New Zealand reproductive biologist (born 1952)

Jean Sutherland Fleming (born 1952) is a New Zealand reproductive biologist, science communication advocate and environmentalist. She has been a professor emerita in science communication since her retirement from the University of Otago in 2014.

==Education==
Fleming was born in 1952, the daughter of scientist Charles Fleming and Margaret Alison Fleming (née Chambers). She obtained her BSc in biochemistry from Victoria University of Wellington in 1973 and her MSc in clinical biochemistry from the University of Otago in 1981. She then completed a PhD in reproductive biology at the University of Otago in 1986, focusing on the gonadotrophin-releasing hormone.

==Career==
Fleming joined the University of Otago as a lecturer in physiology in 1994, working on ovulation and ovarian cancer. She led the programme committee for the first New Zealand International Science Festival (NZISF) in 1997, and received life membership of the NZISF in 2012.

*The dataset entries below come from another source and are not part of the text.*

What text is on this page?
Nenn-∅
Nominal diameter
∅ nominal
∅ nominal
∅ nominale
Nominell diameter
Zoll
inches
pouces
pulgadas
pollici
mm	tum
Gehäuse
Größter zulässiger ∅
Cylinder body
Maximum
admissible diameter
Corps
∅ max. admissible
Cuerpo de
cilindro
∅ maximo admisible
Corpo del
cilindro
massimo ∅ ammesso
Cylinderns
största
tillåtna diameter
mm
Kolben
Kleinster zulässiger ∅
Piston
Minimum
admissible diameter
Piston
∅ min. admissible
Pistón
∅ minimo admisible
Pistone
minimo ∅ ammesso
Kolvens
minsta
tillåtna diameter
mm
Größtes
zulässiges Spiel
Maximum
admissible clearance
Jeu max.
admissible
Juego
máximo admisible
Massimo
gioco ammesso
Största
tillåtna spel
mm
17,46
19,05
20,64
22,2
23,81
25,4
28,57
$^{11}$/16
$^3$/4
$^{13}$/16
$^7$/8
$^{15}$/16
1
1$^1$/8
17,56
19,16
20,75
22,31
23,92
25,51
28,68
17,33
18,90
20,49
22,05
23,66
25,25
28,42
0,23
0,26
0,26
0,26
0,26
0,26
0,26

Fleming held the role of professor of science communication at the University of Otago's Centre for Science Communication from 2008 until 2013. She retired from the University of Otago in 2014, and was conferred with the title of professor emerita.

In 2000, Fleming was appointed to New Zealand’s Royal Commission on Genetic Modification (RCGM).

Fleming was a regular guest on Brian Crump’s National Radio show.

==Honours and awards==
Fleming was awarded the Zonta Science Award 1990, the New Zealand Suffrage Centennial Medal 1993. In the 2002 Queen's Birthday and Golden Jubilee Honours, she was appointed an Officer of the New Zealand Order of Merit, for services to science. She was elected a Companion of the Royal Society of New Zealand in 2011.